VIGNETTE #3: so tonight, after we finished watching a movie, i can see his eyelids sagging – kinda sexy bedroom eyes, like elvis on 3 different kinds of pills. he flops into bed with a book, leaving the bedside lamp on.
me: oh, hell no.
PRM: what?
me: you’re going to read for all of about 30 seconds and then fall asleep with the lights on, and my pregnant ass is going to have climb over you to turn off the lamp.
PRM: i’ll turn out the light.
me: your narcoleptic ass has never turned out the light in your goddamn life.
PRM: i’m gonna read.
me: you’re gonna turn out the light. take your ass to the bathroom to read… you don’t fall asleep on the toilet. mostly.
PRM: fuck you.
me: turn out the light!
PRM: i’m going to pee on your side of the bed.
me: that’s fine so long as you turn out the goddamn light first!

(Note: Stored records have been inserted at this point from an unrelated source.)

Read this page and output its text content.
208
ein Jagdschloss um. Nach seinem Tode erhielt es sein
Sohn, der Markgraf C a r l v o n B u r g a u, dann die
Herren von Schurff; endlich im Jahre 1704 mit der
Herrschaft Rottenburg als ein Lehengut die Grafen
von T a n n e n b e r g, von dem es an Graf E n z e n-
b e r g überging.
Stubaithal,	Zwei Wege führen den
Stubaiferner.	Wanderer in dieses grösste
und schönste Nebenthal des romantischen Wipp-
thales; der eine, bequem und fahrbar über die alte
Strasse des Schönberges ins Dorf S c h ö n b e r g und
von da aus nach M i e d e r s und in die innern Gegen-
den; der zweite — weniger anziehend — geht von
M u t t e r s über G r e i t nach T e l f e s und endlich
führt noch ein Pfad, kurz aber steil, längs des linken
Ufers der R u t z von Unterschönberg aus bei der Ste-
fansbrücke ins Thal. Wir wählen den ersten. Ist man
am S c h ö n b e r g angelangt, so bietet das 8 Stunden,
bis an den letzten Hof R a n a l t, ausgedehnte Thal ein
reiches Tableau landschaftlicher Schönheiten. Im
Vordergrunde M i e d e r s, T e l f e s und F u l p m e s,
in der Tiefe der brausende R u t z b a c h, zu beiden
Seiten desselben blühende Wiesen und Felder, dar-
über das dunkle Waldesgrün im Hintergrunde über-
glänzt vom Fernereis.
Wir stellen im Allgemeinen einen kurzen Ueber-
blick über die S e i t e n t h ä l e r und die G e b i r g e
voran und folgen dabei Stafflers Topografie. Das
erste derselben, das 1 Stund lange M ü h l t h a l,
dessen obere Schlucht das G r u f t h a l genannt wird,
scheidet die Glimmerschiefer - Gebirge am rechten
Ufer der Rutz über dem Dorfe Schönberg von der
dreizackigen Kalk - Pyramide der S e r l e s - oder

oh, and a quick trogdor update: after spending all of saturday escalating the whole labor thing, contractions going steadily from 15 to 10 to 5 minutes apart, he was all “haaaahaa, SIKE! i’m takin a damn nap now, fool. see you on the flip side… WHENEVER I DAMN WELL FEEL LIKE IT!” so the contractions got farther apart… then closer… then farther. anyway. could be today, could be next weekend. whatever. i’ll let y’all know when it’s done. i could go on and on at length about all the stupid details, but that’s really only fascinating for a certain subgroup of people, the one i like to call “pain in the ass boring women.” topics of interest to this subgroup include, and are almost entirely limited to: babies, birthing, shopping, how men, especially their husbands, suck, what awesomely enriching shit they’ve done for their above-average children lately, and what shitty parents any women not currently within earshot are. for the record, i tore up my membership card in that group long ago. my kids are happy and don’t own flashcards, my husband is not a pain in my ass and i’m not a pain in his, and i really don’t want to hear about how you were in labor for 873 hours and it was, like, SOOOOO painful and stuff. i’m already beyond sick of hearing myself talk about this labor shit; i only brought it up last time because i thought it was almost OVER. man, fuck this. i was almost impressed with the slow, steady, textbook pace of labor on a weekend when my parents were visiting and my husband was off work. now that my parents have gone home, i’m stir-crazy with the whole “stay home so your water doesn’t break in public” thing, and daddy’s about to go back to work 45 minutes away, i’m sure he’s about to be ready to kick it back into gear and pop out. if he can also manage to bust his way out while i’m at walmart, right before i’m supposed to be picking up one of his brothers from school, he will have pretty much maximized the chaos and inconvenience. so i’m expecting his stupid little ass at about 2:50 PM on a weekday.